Our conftest.py file has also changed.

# Example Code - conftest.py


import pytest
from selenium import webdriver
from automation.core.eyes_manager import EyesManager

@pytest.fixture(scope='module')

def manager(driver):
    eyes_manager = EyesManager(driver)
    yield eyes_manager

@pytest.fixture(scope='module')

def driver():
    driver = webdriver.Chrome()
    yield driver
    driver.quit() 

We have introduced a new module scoped fixture called manager.

The manager fixture takes the driver fixture value and yields an object of EyesManager.


Now let's take a look at the tests.


# Example Code – sortable_data_table_test.py


import pytest
from automation.page_objects.the_internet.tables.sortable_tables import SortableTablePage

@pytest.fixture(scope='module')

def setup_suite(manager, driver):
    app_name = 'the-internet'
    app_under_test = 'https://the-internet.herokuapp.com/tables'
    manager.set_batch('sortable table test suite')
    manager.set_app_name(app_name)
    driver.get(app_under_test)
    driver.maximize_window()

@pytest.fixture(scope='function', autouse=True)

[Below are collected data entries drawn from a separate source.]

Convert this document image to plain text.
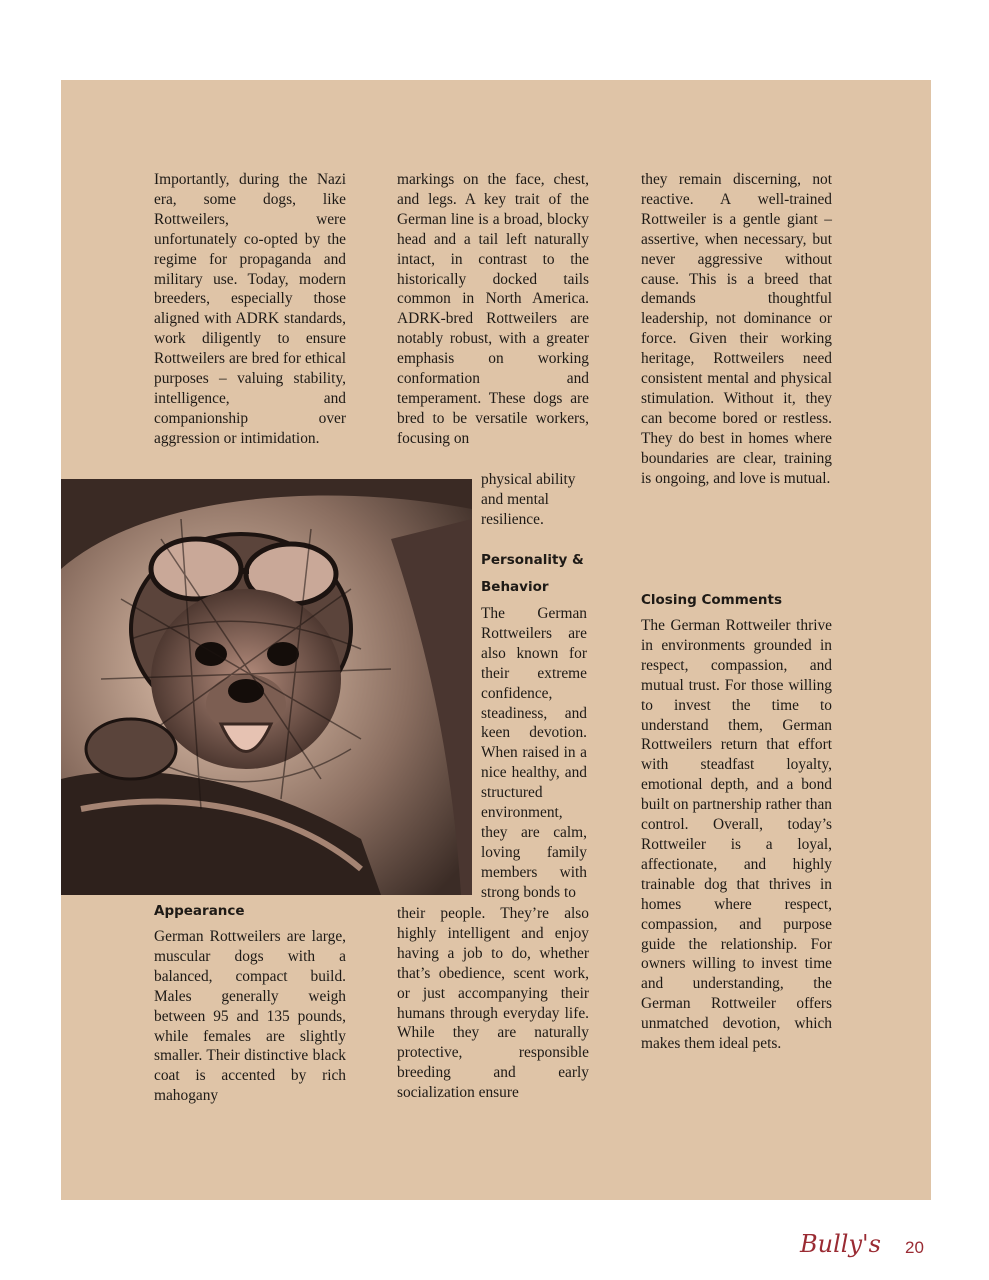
Importantly, during the Nazi era, some dogs, like Rottweilers, were unfortunately co-opted by the regime for propaganda and military use. Today, modern breeders, especially those aligned with ADRK standards, work diligently to ensure Rottweilers are bred for ethical purposes – valuing stability, intelligence, and companionship over aggression or intimidation.

Appearance

German Rottweilers are large, muscular dogs with a balanced, compact build. Males generally weigh between 95 and 135 pounds, while females are slightly smaller. Their distinctive black coat is accented by rich mahogany

markings on the face, chest, and legs. A key trait of the German line is a broad, blocky head and a tail left naturally intact, in contrast to the historically docked tails common in North America. ADRK-bred Rottweilers are notably robust, with a greater emphasis on working conformation and temperament. These dogs are bred to be versatile workers, focusing on

physical ability
and mental
resilience.

Personality &

Behavior

The German Rottweilers are also known for their extreme confidence, steadiness, and keen devotion. When raised in a nice healthy, and structured environment, they are calm, loving family members with strong bonds to

their people. They’re also highly intelligent and enjoy having a job to do, whether that’s obedience, scent work, or just accompanying their humans through everyday life. While they are naturally protective, responsible breeding and early socialization ensure

they remain discerning, not reactive. A well-trained Rottweiler is a gentle giant – assertive, when necessary, but never aggressive without cause. This is a breed that demands thoughtful leadership, not dominance or force. Given their working heritage, Rottweilers need consistent mental and physical stimulation. Without it, they can become bored or restless. They do best in homes where boundaries are clear, training is ongoing, and love is mutual.

Closing Comments

The German Rottweiler thrive in environments grounded in respect, compassion, and mutual trust. For those willing to invest the time to understand them, German Rottweilers return that effort with steadfast loyalty, emotional depth, and a bond built on partnership rather than control. Overall, today’s Rottweiler is a loyal, affectionate, and highly trainable dog that thrives in homes where respect, compassion, and purpose guide the relationship. For owners willing to invest time and understanding, the German Rottweiler offers unmatched devotion, which makes them ideal pets.

Bully's 20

def setup_eyes(request, setup_suite, manager):
    test_name = request.function.__name__
    manager.open_eyes(test_name)
    yield setup_eyes
    manager.close_eyes()

def test_sort_by_first_name(manager):
    page = SortableTablePage(manager.driver)
    page.sort_by_first_name()
    manager.validate_window(tag='by_first_name')

def test_sort_by_last_name(manager):
    page = SortableTablePage(manager.driver)
    page.sort_by_last_name()
    manager.validate_window(tag='by_last_name')

We have two tests in this module, which click on the first name and the last name header and then take a screenshot to compare against the baseline.

Also notice that instead of eyes and driver instance, we are now using the earlier written manager fixture.

Additionally, we have moved all the behavior for this specific webpage into its own dedicated page object class (SortableTablePage), that functions to perform the action. This makes the code nicely organized and cleaner.


To make all this work, we have added a couple of additional fixtures in the test file.

The first is setup_suite, which will be run once for the entire module.

It sets batch name (using set_batch) as “sortable table test suite”.

Using the earlier added function in EyesManager, we also set the app_name and the initialization code to launch the application under test (app_under_test) in a maximized form.


Since we want to be able to pass the test name to open the Eyes function, we have another helper-fixture (called setup_eyes) which gets the name of the test function being executed from Pytest's request fixture.

The request object has a lot of context about the test that is being executed.

  • We get the name of the test function using this

  • This fixture also opens the Eyes (open.eyes) with our given test_name

  • It yields this object (yield setup_object)

  • Then closes the Eyes (close.eyes) once every test is executed

This is a function level fixture and hence is executed for every test function.


Let's run this test file.

So, you can see Pytest has run both the cases.

Let's take a look into Applitools site for results.



As we can see, instead of creating different test suites for each of the individual cases, we have a single test suite with the name that was provided and the two cases nicely organized.